# Free roaming preparations?



## Dirkthejerk41 (Jun 18, 2013)

Hi all, I know that not everyone recommends this but I also know that some people successfully do it. If I were to free roam a tegu 24/7, and have him share my room with me or black off part of my room, how would I go about doing this? By this I mean what things would I need to provide? (I know basking lamps, no dangerous areas, etc.)


----------



## Josh (Jun 18, 2013)

Do you think you could pull off a small area for him to have a substrate and proper lighting? That way he could have his own area (something like a raised flower bed) and then still have free range over other areas


----------



## Scott_k (Jun 18, 2013)

You would definetly need to provide the heat and humidity somehow. I let my guy free roam, but he is in my reptile room and he has a 8x4x4 cage that I leave one side open. I have swinging doors on each side. I leave the cool side open for him. He is free to walk around the room , but he can also go in and out of his cage to bask. I have a humidifier in the room. I also have a huge Rubbermaid container from Home Depot that I cut a hole in on the side that he can fit into and filled it with spare blankets and sheets. At the same time I don't have anything on the floor which he can get into. You need to be careful of cords plugged into outlets because they will walk right through them and bring down whatever is plugged in or worse get tangled in the wires and hurt themselves. I personally learned that the hard way and I boxed off the out let's with plywood so he can't go near them.( my guy didnt get hurt but he pulled down 3 light fixtures that were being used for other tanks) it also depends on how big your guy is, if he's small you need to worry about the gaps under doors and things like that. Mine is full grown so I don't have that issue. The big thing though is humidity, even with the humidifier it's not near as high as he needs in the whole room. I give my guy baths twice a week and he soaks in his tub on his own. And if you have carpet it will get messy real quick.


----------



## Dirkthejerk41 (Jun 18, 2013)

I have a hardwood floor, so I'm thinking maybe fencing off an area in my room (it is pretty large) and getting a large storage bin or something with substrate in it, maybe another bin with water, several basking spots, a heated cat bed or something, and a humidifier... i don't even have a tegu at the moment so these are all just ideas.


----------



## Scott_k (Jun 18, 2013)

It can work you just got to set it up and if something is not working, change it or fix it and see if that works. There are mixed views on this subject. People will say no don't do it. It's not good for the tegu health wise. Other people have had great success, I feel I am one of those people.
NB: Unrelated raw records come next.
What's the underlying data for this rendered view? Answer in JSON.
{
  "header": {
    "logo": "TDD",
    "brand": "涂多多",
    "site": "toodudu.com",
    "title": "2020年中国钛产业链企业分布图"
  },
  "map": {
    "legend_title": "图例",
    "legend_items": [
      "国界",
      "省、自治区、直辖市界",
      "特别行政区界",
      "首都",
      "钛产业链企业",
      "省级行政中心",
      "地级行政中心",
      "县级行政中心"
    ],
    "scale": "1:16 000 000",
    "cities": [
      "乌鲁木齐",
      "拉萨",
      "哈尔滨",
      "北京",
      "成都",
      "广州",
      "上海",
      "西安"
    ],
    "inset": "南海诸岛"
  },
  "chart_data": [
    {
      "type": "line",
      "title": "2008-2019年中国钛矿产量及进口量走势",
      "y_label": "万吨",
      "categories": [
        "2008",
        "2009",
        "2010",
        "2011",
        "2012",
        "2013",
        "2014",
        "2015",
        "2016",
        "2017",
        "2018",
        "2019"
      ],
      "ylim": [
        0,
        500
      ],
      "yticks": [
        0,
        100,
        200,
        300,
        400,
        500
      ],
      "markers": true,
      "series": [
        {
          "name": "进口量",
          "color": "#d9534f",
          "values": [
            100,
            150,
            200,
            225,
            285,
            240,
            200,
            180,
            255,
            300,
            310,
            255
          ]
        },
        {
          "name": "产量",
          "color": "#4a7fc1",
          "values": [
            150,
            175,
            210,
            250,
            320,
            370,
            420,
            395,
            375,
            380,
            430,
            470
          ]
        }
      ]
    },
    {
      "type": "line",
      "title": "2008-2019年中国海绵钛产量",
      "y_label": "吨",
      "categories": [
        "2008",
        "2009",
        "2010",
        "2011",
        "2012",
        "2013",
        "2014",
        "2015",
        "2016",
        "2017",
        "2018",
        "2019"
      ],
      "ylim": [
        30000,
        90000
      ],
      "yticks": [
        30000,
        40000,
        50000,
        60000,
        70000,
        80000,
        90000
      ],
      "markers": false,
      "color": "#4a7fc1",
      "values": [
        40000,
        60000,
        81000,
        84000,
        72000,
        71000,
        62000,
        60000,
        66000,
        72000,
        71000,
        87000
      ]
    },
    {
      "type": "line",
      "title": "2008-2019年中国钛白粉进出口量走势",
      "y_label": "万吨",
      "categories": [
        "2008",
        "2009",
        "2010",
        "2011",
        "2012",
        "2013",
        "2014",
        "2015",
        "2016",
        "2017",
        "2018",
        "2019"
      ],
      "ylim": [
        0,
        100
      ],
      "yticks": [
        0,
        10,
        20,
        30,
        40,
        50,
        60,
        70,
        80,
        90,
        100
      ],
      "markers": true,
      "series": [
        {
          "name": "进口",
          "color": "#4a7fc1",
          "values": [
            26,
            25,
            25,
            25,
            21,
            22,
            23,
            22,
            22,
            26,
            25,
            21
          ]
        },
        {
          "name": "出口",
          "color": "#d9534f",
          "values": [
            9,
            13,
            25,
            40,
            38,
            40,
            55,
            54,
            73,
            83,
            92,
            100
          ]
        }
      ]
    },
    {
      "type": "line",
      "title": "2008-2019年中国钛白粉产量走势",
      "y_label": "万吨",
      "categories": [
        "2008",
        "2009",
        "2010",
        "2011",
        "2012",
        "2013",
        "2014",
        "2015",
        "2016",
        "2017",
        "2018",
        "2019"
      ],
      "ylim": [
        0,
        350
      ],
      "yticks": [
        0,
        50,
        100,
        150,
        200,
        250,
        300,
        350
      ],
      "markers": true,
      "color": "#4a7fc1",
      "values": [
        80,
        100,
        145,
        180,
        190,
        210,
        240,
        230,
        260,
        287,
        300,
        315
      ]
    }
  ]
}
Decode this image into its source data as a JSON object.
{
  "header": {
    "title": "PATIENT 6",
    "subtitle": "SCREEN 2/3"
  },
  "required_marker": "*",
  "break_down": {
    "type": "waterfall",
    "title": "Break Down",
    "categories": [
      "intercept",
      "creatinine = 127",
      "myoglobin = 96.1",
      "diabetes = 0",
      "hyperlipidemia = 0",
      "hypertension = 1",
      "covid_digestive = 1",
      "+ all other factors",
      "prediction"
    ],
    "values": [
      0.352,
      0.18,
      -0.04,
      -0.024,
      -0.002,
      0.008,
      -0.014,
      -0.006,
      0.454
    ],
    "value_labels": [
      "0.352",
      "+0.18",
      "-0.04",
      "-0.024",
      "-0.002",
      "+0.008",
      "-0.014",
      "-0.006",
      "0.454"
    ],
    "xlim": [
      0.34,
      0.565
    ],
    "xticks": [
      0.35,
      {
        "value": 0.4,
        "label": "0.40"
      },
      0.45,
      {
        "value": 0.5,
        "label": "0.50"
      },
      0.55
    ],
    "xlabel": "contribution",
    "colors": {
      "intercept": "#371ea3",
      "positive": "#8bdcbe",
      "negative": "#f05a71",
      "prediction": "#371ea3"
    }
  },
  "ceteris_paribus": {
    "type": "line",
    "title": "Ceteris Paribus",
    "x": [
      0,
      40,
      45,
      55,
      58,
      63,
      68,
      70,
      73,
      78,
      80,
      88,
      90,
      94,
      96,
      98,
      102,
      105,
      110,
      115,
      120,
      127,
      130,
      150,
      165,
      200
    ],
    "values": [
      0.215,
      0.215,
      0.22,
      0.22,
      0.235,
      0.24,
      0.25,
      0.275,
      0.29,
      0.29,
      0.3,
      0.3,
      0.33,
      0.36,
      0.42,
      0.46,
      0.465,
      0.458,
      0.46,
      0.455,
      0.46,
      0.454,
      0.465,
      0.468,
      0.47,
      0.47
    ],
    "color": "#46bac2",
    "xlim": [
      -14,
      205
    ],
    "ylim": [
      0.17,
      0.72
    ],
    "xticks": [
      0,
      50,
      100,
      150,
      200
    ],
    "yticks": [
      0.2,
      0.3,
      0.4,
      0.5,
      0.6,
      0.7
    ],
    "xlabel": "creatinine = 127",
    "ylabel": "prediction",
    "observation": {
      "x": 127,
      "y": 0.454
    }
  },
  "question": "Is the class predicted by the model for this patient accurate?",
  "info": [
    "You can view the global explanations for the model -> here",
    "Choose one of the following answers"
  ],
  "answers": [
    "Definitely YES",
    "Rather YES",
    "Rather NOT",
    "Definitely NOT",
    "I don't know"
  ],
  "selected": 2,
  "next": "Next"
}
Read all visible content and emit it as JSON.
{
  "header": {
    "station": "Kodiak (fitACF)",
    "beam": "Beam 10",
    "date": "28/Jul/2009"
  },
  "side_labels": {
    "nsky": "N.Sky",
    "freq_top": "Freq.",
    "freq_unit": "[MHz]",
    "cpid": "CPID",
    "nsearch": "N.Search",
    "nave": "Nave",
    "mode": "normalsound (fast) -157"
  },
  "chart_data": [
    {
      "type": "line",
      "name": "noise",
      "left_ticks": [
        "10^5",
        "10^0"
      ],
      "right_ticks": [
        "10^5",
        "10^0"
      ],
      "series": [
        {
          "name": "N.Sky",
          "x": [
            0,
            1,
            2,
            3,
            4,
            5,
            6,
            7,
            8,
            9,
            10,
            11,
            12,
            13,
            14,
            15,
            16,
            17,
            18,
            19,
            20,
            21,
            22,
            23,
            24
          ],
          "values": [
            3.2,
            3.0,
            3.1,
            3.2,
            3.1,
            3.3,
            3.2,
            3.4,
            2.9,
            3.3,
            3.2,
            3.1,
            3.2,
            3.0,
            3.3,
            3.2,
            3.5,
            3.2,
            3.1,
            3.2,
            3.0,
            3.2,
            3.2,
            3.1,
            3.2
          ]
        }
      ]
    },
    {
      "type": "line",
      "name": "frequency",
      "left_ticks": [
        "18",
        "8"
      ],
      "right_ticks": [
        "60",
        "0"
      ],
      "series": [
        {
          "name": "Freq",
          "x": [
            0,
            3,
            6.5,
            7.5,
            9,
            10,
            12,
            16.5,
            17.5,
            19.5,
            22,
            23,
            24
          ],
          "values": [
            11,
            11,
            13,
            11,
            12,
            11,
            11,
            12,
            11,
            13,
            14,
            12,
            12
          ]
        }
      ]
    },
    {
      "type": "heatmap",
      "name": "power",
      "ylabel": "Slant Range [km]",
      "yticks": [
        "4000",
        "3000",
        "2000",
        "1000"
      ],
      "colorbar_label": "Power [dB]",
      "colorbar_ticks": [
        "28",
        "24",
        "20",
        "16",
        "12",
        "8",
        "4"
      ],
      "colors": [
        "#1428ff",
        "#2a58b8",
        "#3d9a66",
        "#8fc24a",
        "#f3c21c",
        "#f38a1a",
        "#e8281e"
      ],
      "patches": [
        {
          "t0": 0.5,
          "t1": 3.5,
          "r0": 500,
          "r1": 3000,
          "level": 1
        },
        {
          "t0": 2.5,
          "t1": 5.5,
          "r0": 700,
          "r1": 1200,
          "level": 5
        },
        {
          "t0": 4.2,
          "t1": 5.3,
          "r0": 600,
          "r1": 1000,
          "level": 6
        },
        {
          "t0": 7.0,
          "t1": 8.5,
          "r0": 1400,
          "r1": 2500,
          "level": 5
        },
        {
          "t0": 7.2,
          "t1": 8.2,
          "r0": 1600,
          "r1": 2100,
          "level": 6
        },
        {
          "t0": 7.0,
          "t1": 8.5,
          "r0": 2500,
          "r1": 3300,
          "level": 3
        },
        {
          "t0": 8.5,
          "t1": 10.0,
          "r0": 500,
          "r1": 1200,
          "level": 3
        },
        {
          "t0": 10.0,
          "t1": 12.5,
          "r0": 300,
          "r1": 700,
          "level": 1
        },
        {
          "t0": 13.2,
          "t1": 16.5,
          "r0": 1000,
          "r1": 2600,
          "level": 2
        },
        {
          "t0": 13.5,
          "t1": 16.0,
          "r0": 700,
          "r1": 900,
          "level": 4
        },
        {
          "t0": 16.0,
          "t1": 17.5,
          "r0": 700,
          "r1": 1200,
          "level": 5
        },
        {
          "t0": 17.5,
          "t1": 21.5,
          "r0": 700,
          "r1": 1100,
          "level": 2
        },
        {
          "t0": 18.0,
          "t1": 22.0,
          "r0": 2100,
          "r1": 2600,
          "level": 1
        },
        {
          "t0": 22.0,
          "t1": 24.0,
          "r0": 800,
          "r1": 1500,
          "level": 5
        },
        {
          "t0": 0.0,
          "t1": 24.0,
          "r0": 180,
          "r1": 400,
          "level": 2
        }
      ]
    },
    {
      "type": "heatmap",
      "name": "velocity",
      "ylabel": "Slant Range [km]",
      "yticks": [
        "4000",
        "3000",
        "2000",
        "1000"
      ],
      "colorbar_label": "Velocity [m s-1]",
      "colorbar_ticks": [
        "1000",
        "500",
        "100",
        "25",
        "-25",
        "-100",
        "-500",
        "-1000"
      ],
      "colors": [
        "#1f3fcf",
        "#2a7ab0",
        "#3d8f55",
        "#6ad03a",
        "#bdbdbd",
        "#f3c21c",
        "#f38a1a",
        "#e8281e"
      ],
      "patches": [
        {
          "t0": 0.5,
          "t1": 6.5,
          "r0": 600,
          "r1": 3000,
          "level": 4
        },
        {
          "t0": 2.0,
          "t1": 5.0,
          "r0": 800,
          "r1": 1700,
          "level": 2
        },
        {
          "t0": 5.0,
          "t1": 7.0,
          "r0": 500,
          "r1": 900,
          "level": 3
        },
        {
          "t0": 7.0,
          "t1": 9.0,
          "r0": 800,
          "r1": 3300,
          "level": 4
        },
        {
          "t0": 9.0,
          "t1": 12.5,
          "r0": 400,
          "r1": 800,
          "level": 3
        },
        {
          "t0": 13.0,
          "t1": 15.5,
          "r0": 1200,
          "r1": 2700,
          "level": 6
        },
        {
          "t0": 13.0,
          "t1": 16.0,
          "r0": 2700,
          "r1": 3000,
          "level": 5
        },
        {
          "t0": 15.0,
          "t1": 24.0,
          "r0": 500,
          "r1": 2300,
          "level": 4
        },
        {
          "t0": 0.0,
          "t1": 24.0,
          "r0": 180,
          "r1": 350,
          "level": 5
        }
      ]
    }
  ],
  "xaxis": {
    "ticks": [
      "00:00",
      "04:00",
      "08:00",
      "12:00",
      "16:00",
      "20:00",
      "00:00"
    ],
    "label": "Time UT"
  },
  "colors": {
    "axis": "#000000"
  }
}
My guy goes to the vet every 6 months and he is very healthy and my vet said one of the most docile lizards he's seen. As far as heat though as long as you can setup a basking spot you shouldn't need the heated blankets or any of that depending on where you are at and how cold it gets at night. I'm in Cali and at night it can get in the 50s but my house only drops to 70. Since he's in the reptile room the heat from the other enclosure keeps the room warm enough at night for him, that room drops between 75-80 at night and stays about 83-85 during the day when everything is turned on.


----------